Research Information System
Engineering Applications of Artificial Intelligence, vol.163, 2026 (SCI-Expanded, Scopus)
This study presents an intelligent decision-support framework for addressing the Projects–Bidders Matching (PBM) problem in public procurement, designed to handle heterogeneous and uncertain information. The approach employs fuzzy set theory, through triangular fuzzy numbers, intuitionistic fuzzy sets, and linguistic evaluations, to capture vagueness, hesitancy, and imprecision in expert judgments. To determine the relative importance of criteria from project and bidder perspectives, we employ a hybrid weighting mechanism that combines deviation from a reference point with entropy-based measures to derive data-driven weights. By combining fuzzy modeling, objective weighting, and behavioral decision theory within an artificial intelligence framework, the model enhances explainability and supports data-driven decision-making under uncertainty.

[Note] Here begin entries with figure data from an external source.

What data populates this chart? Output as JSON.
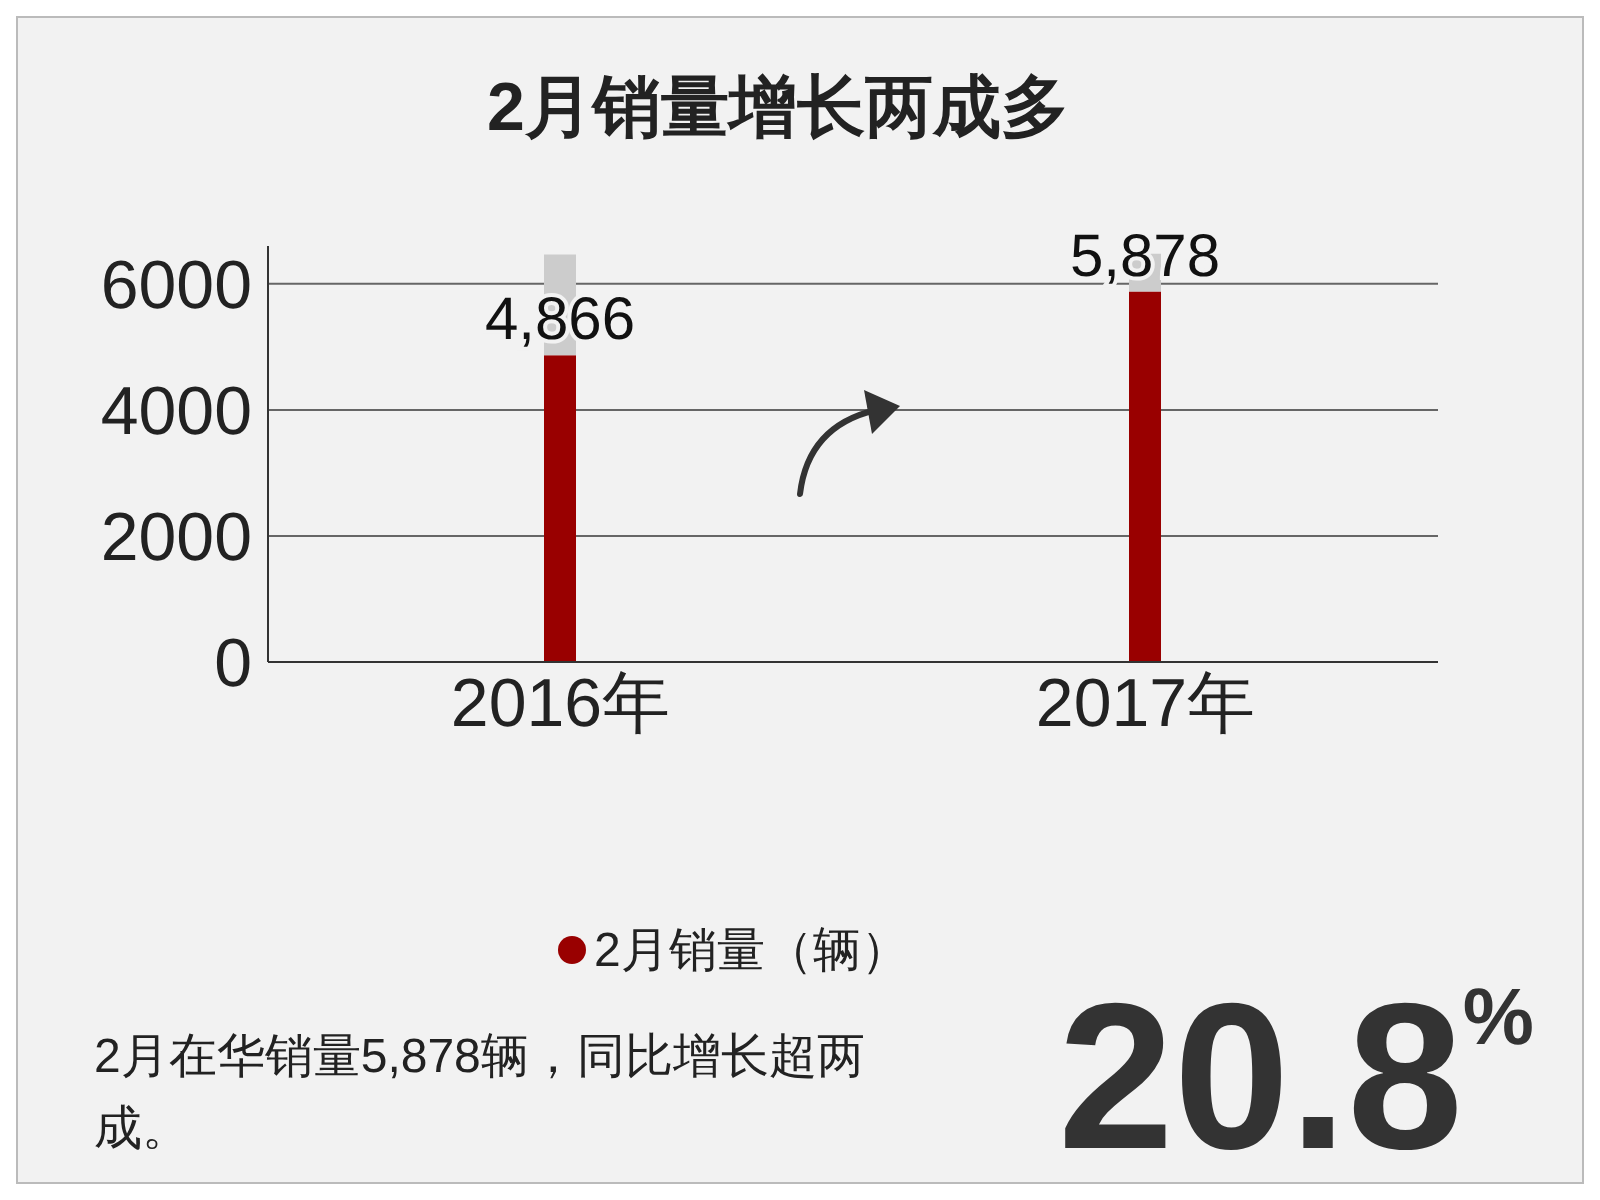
{
  "chart_data": {
    "type": "bar",
    "title": "2月销量增长两成多",
    "categories": [
      "2016年",
      "2017年"
    ],
    "stacked": true,
    "series": [
      {
        "name": "2月销量（辆）",
        "color": "#990000",
        "values": [
          4866,
          5878
        ],
        "value_labels": [
          "4,866",
          "5,878"
        ]
      },
      {
        "color": "#cccccc",
        "values": [
          1600,
          600
        ]
      }
    ],
    "ylim": [
      0,
      6600
    ],
    "yticks": [
      0,
      2000,
      4000,
      6000
    ],
    "grid": "y",
    "legend": "bottom",
    "annotations": [
      "2月在华销量5,878辆，同比增长超两成。",
      "20.8%"
    ]
  }
}
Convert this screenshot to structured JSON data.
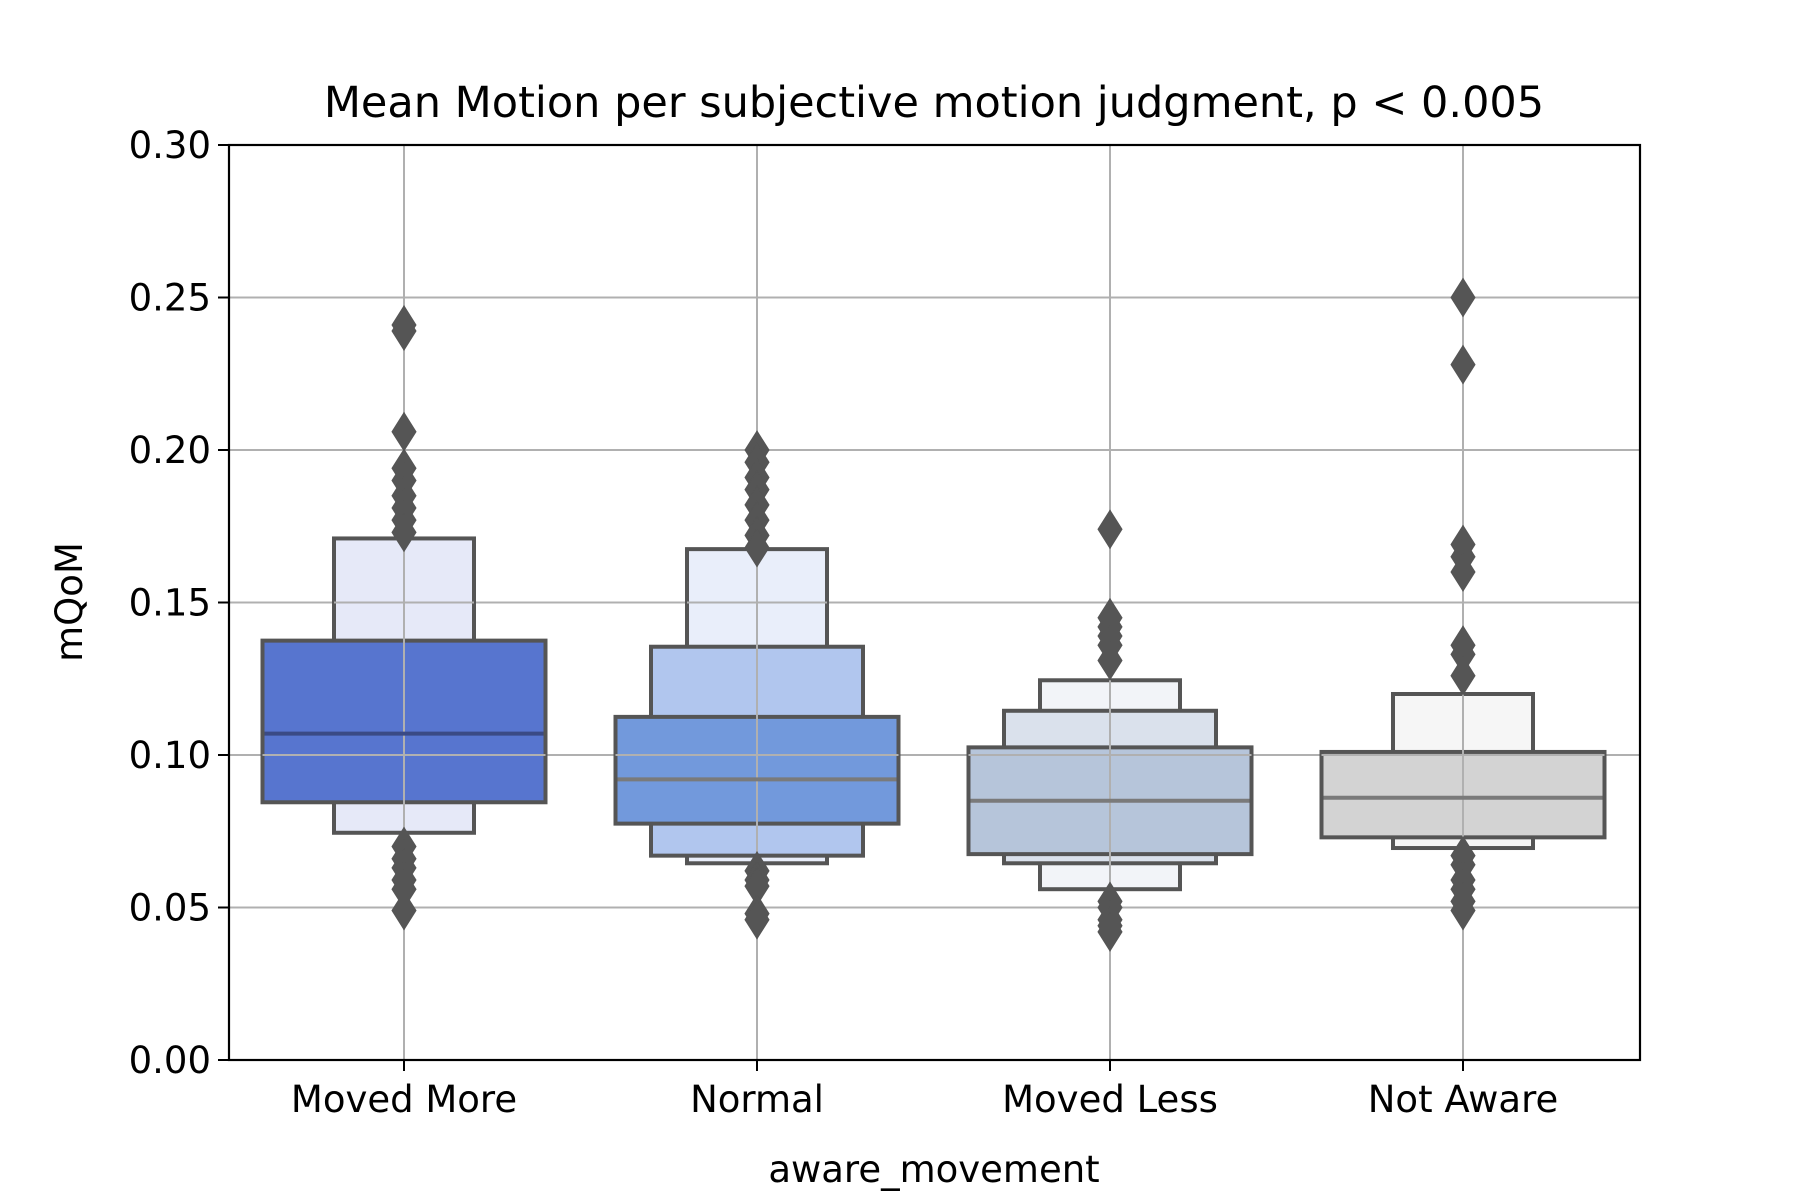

From an engineering perspective, the framework is applied to optimize bidder assignments in real-world Indian public procurement scenarios. A multi-objective optimization model is formulated to (i) maximize cumulative prospect values that jointly reflect individual preferences and socially influenced preferences for both bidders and projects, (ii) minimize the absolute deviation between these cumulative prospect values, ensuring fairness, transparency, and alignment and (iii) satisfy a stability constraint to ensure that no bidder–project pair has an incentive to deviate from the assigned matching. The framework’s effectiveness is demonstrated through a practical case study, and its robustness is validated through extensive sensitivity and variation analyses.